Ein Ansatz, der zum Teil auch auf Politiker übertragen werden kann: Wer nicht mehr zu einer Wiederwahl antritt, muss sich in der letzten Amtszeit weniger darum kümmern, wie gut seine Entscheidungen sind - und wie sie beim Volk ankommen.

Dass Holmströms Befunde mitunter banal klingen, liegt auch an ihrem Erfolg: Sie haben sich in den vergangenen Jahrzehnten so weit verbreitet, dass sie selbstverständlich wirken.

Nicht alles kann man in einem Vertrag festlegen - auf diese Überlegung baut der mit Holmström ausgezeichnete Oliver Hart auf. Der 1948 in London geborene und in Großbritannien ausgebildete US-Amerikaner lehrt an der Harvard-Universität und beschäftigt sich seit Mitte der Achtzigerjahre mit unvollständigen Verträgen.

Seine Neuerung: Ein Vertrag kann nicht alle Konflikte abdecken, die sich in der Zukunft zwischen den Parteien auftun mögen. Stattdessen sollte der Vertrag regeln, welche Seite im Streitfall entscheiden darf - laut Hart jene, die sich stärker festlegen muss. Stellen zwei Unternehmen zusammen ein Produkt her, soll zum Beispiel die Firma das Direktionsrecht erhalten, die den Maschinenpark anschafft.

Oliver Hart

Oliver Hart

Foto: Cj Gunther/ dpa

Ähnlich wie sein Kollege Holmström macht Hart mit seiner Forschung sehr konkrete Vorschläge, zum Beispiel zu Privatisierungen. Soll der Staat Krankenhäuser, Bahnstrecken und Gefängnisse betreiben oder sie an private Firmen übergeben? Die Antwort: Es kommt darauf an.

In Harts Modell können sich Unternehmenschefs zwischen zwei Arten von Investitionen entscheiden: Sie können die Qualität verbessern oder die Kosten senken. Das Problem: Die Geschäftsführer eines Staatsbetriebs hätten kaum Anreize, irgendeine Investition zu tätigen, weil sie dafür keine Belohnung erhielten, so Hart. Stiegen durch geringere Kosten die Erlöse, müsse ein Staatsbetrieb diese meist abführen. Ein Schicksal, das die Deutsche Bahn kennt.

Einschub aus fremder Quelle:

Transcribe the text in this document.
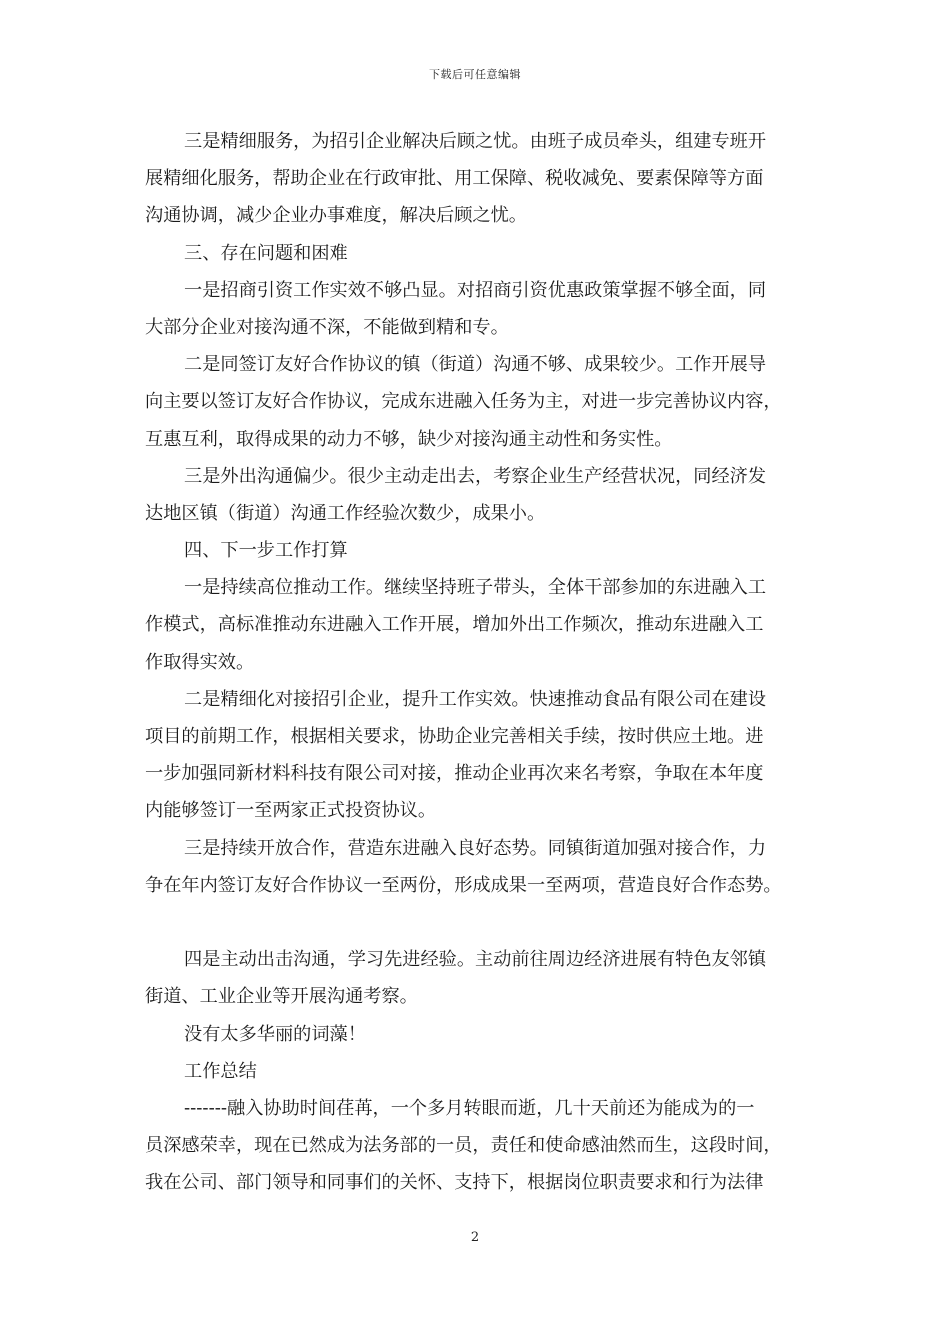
下载后可任意编辑
三是精细服务，为招引企业解决后顾之忧。由班子成员牵头，组建专班开
展精细化服务，帮助企业在行政审批、用工保障、税收减免、要素保障等方面
沟通协调，减少企业办事难度，解决后顾之忧。
三、存在问题和困难
一是招商引资工作实效不够凸显。对招商引资优惠政策掌握不够全面，同
大部分企业对接沟通不深，不能做到精和专。
二是同签订友好合作协议的镇（街道）沟通不够、成果较少。工作开展导
向主要以签订友好合作协议，完成东进融入任务为主，对进一步完善协议内容，
互惠互利，取得成果的动力不够，缺少对接沟通主动性和务实性。
三是外出沟通偏少。很少主动走出去，考察企业生产经营状况，同经济发
达地区镇（街道）沟通工作经验次数少，成果小。
四、下一步工作打算
一是持续高位推动工作。继续坚持班子带头，全体干部参加的东进融入工
作模式，高标准推动东进融入工作开展，增加外出工作频次，推动东进融入工
作取得实效。
二是精细化对接招引企业，提升工作实效。快速推动食品有限公司在建设
项目的前期工作，根据相关要求，协助企业完善相关手续，按时供应土地。进
一步加强同新材料科技有限公司对接，推动企业再次来名考察，争取在本年度
内能够签订一至两家正式投资协议。
三是持续开放合作，营造东进融入良好态势。同镇街道加强对接合作，力
争在年内签订友好合作协议一至两份，形成成果一至两项，营造良好合作态势。
四是主动出击沟通，学习先进经验。主动前往周边经济进展有特色友邻镇
街道、工业企业等开展沟通考察。
没有太多华丽的词藻！
工作总结
-------融入协助时间荏苒，一个多月转眼而逝，几十天前还为能成为的一
员深感荣幸，现在已然成为法务部的一员，责任和使命感油然而生，这段时间，
我在公司、部门领导和同事们的关怀、支持下，根据岗位职责要求和行为法律
2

Private Anbieter hingegen senkten die Kosten viel zu stark - zulasten der Qualität; als Beispiel nennt der Forscher die Zustände in US-amerikanischen Gefängnissen, die in privaten Haftanstalten laut Berichten des US-Justizministeriums miserabel   und schlechter sind als in öffentlichen Einrichtungen.

Kurz: Die Kosten senken, das geht eher mit privaten Firmen; in Bereichen, in denen Qualität wichtig ist, sollte der Staat selbst als Anbieter auftreten.

Das mag vielen simpel erscheinen. Doch gerade in Zeiten, in denen die Wirtschaftswissenschaft um Glaubwürdigkeit kämpft, kann der Nobelpreis für Hart und Holmström verdeutlichen, dass Ökonomie sich nicht nur um abgehobene Modelle dreht. Sondern reale Probleme lösen kann. Und seien sie noch so alltäglich.